Initial (a) MRI with unremarkable diffusion-weighted imaging (DWI) and perfusion-weighted imaging (PWI) as well as FLAIR images. Follow-up MRI (b) shows small ischemic lesions (arrow) in the left MCA territory on DWI. PWI is unremarkable. FLAIR images demonstrate gadolinium enhancement in the subarachnoid space in the left MCA territory (arrows).
3. Discussion
This case is of particular interest as it illustrates that even in TIA patients without or with only small ischemic lesions disturbances of the blood-brain barrier may be detectable by HARM on FLAIR images indicating transient vessel occlusion. A possible pathomechanism for the blood-brain barrier disruption after acute ischemia is the activation of inflammatory processes and several proteolytic enzymes [15]. Although HARM has been shown to be associated with larger DWI lesion volumes, hemorrhagic transformation, and poor clinical outcome [6], cases of patients with unremarkable DWI and demonstration of HARM have been reported [16, 17]. Furthermore, HARM without ischemic lesions on DWI was also observed in patients after cardiac surgery [18] or carotid artery stenting [19]. Thus, HARM seems to be associated not only with acute ischemic stroke and reperfusion injury after recanalization but also with transient hemodynamic alterations. Consequently, HARM might be a valuable additional diagnostic tool in the assessment of patients with TIA.

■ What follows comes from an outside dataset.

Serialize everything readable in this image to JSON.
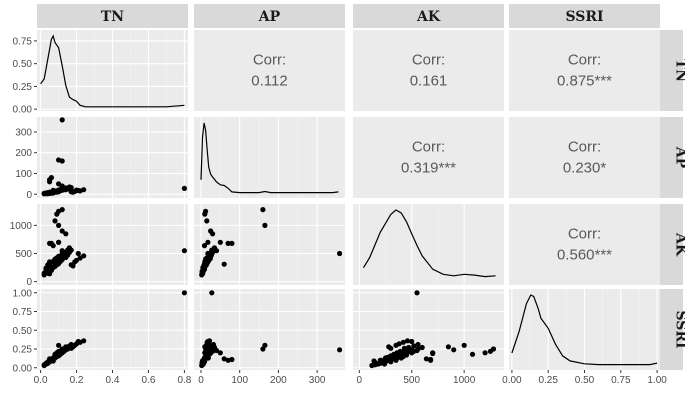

Diffusion-weighted imaging is able to demonstrate ischemic lesions as the final state of the pathophysiological process in TIA [5]. Whether these are rather the result of the hemodynamic compromise in the context of an acute vascular occlusion or thrombembolism preceding vessel occlusion or following vessel recanalization remains open. On the other hand, PWI can depict ongoing hypoperfusion due to vessel occlusion as a transitional state possibly resulting in an ischemic lesion [20]. In turn, HARM might be able to reveal traces of a preceding vessel occlusion and hypoperfusion causing blood-brain barrier disruption and leakage of gadolinium contrast in the subarachnoid space but not necessarily a detectable ischemic lesion. Consequently, postcontrast FLAIR images with delayed acquisition after intravenous contrast agent application might be complementary to DWI and PWI in neuroimaging of TIA. However, so far the optimal time point for postcontrast FLAIR images in TIA has not yet been determined. In acute ischemic stroke, it has been reported that it takes approximately 10 minutes after intravenous contrast agent application to detect HARM on FLAIR images [7]. A comparable interval might be assumed in TIA patients. Thus, detection of HARM on FLAIR images in TIA patients would require a reorganization of the MRI protocol (e.g., T2-weighted images, as well as postcontrast T1-weighted images before postcontrast FLAIR images), a short pause of the MRI examination, or preferably repeated acquisitions of FLAIR images. Follow-up MRI within several hours might be another option; however, this seems hardly feasible in daily clinical routine.
4. Conclusions
HARM might be a valuable additional diagnostic tool in the assessment of patients with TIA in particular in those cases with unremarkable DWI. Consequently, we suggest the inclusion of delayed postcontrast FLAIR images in the MRI protocol in DWI-negative TIA as these might facilitate the diagnosis of a recent acute ischemic stroke. The consecutively longer MRI examination duration in these cases may be outweighed by the better diagnostic accuracy. However, this should be confirmed in a larger study with TIA patients.
Competing Interests
The authors declare that they have no competing interests.